To process respiration data, a linear model of air saturation as a function of time was created to generate respiration rate slopes. Plots were generated for each regression to ensure linearity of the slope. If slope R2 was less than 0.95, the plots were inspected visually for abnormal respiration patterns (i.e. oxygen concentration not changing or increasing). Bivalves respire anaerobically when shells are closed, therefore anaerobic portions of plots were removed. Plots were re-generated, and any with an R2 value of less than 0.9 were removed from analysis due to poor measurement quality. An air consumption rate per hour was calculated from each regression. This rate was then normalized to dry tissue weight (g).

NSF Award Abstract:
Marine ecosystems worldwide are threatened by ocean acidification, a process caused by the unprecedented rate at which carbon dioxide is increasing in the atmosphere. Since ocean change is predicted to be rapid, extreme, and widespread, marine species may face an "adapt-or-die" scenario. However, modifications to the DNA sequence may be induced in response to a stress like ocean acidification and then inherited. Such "epigenetic" modifications may hold the key to population viability under global climate change, but they have been understudied. The aim of this research is to characterize the role of DNA methylation, a heritable epigenetic system, in the response of Eastern oysters (Crassostrea virginica) to ocean acidification. The intellectual merit lies in the integrative approach, which will characterize the role of DNA methylation in the intergenerational response of oysters to ocean acidification. These interdisciplinary data, spanning from molecular to organismal levels, will provide insight into mechanisms that underlie the capacity of marine invertebrates to respond to ocean acidification and lay the foundation for future transgenerational studies. Ocean acidification currently threatens marine species worldwide and has already caused significant losses in aquaculture, especially in Crassostrea species. This research has broader impacts for breeding, aquaculture, and the economy. Under the investigators' "Epigenetics to Ocean" (E2O) training program, the investigators will build STEM talent in bioinformatics and biogeochemistry, expose girls in low-income school districts to careers in genomics, and advance the field through open science and reproducibility.
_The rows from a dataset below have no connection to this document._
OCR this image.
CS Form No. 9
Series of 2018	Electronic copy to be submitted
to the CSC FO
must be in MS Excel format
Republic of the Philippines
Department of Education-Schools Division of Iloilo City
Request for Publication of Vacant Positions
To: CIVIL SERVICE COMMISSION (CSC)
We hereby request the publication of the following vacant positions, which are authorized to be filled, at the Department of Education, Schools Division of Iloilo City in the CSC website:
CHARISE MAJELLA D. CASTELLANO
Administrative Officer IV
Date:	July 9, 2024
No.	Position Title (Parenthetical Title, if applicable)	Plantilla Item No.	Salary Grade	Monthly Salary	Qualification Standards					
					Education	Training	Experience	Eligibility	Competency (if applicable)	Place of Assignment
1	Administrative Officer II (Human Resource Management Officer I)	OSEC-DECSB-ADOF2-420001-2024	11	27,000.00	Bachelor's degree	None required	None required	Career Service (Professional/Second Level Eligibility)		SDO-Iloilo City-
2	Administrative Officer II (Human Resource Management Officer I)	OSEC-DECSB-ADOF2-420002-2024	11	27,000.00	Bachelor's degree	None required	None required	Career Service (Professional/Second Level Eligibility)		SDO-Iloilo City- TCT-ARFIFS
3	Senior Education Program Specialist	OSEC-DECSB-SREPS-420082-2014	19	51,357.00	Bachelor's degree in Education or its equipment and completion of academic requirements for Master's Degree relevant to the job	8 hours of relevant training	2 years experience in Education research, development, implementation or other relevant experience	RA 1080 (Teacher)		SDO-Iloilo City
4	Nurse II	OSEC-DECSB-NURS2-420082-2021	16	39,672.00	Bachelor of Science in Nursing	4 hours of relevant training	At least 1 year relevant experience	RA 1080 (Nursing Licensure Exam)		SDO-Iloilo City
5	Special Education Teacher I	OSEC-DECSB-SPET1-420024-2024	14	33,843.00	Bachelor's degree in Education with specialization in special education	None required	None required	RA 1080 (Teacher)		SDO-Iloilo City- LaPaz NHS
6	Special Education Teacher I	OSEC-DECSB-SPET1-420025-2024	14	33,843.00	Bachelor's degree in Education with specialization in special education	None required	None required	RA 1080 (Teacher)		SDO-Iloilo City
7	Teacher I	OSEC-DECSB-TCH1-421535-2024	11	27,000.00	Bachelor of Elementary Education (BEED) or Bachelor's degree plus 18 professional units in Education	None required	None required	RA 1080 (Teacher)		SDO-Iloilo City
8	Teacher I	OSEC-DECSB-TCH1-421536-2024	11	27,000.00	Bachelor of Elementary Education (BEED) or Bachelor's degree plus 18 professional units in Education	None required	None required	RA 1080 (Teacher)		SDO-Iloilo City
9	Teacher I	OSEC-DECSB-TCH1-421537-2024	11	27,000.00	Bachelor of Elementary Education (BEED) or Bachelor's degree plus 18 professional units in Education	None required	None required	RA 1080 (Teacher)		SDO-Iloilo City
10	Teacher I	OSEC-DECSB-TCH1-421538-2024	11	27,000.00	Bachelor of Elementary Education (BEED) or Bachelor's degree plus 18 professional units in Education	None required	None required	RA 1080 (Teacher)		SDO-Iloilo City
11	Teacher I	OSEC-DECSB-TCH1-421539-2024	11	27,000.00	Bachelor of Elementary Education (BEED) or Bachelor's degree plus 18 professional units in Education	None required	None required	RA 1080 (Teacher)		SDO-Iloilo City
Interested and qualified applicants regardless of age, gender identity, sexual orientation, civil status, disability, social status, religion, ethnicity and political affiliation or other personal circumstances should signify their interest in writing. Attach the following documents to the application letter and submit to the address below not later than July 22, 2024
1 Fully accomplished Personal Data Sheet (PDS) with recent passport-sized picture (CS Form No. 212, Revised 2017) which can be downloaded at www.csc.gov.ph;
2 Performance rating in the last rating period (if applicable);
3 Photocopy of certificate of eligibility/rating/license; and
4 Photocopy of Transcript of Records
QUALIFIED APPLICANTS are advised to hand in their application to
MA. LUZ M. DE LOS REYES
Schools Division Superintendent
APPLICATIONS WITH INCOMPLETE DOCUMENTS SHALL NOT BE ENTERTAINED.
This research will specifically test if intermittent exposure to low pH induces a methylation response with downstream beneficial effects for biomineralization. These methylation states could be inherited and confer a fitness advantage to larvae that possess them. Phase 1 of the project will use an exposure experiment to determine the degree to which DNA methylation is altered and regulates the response to OA. Data from this experiment will be used to test the hypotheses that (i) DNA methylation, induced in the tissue of shell formation (i.e., mantle tissue), is correlated with changes in transcription and regulation of pallial fluid pH (calcifying fluid pH, measured by microelectrode), and (ii) that methylation changes induced in the mantle tissue are also induced in the germline --indicating that such changes are potentially heritable. Phase 2 of the project will use a pair-mated cross experiment to test the hypothesis that parental exposure to OA alters larval traits (calcification rate, shell structure, and polymorph mineralogy). Larvae will be generated from parents exposed to OA or control seawater, and then raised under control or OA conditions. Results will be used to (i) characterize inheritance of induced methylation states, (ii) estimate the variance in larval traits explained by genotype, non-genetic maternal/paternal effects, adult OA exposure, larval OA exposure, and parental methylome, and (iii) test the hypothesis that adult exposure alters the heritability (a quantity that predicts evolutionary response) of larval traits. Since the effects of epigenetic phenomena on estimates of heritability are highly debated, the results would advance understanding of this important issue. Because the investigators could discover that DNA methylation is a mechanism for heritable plastic responses to OA, knowledge of this mechanism would significantly improve and potentially transform predictive models for how organisms respond to global change.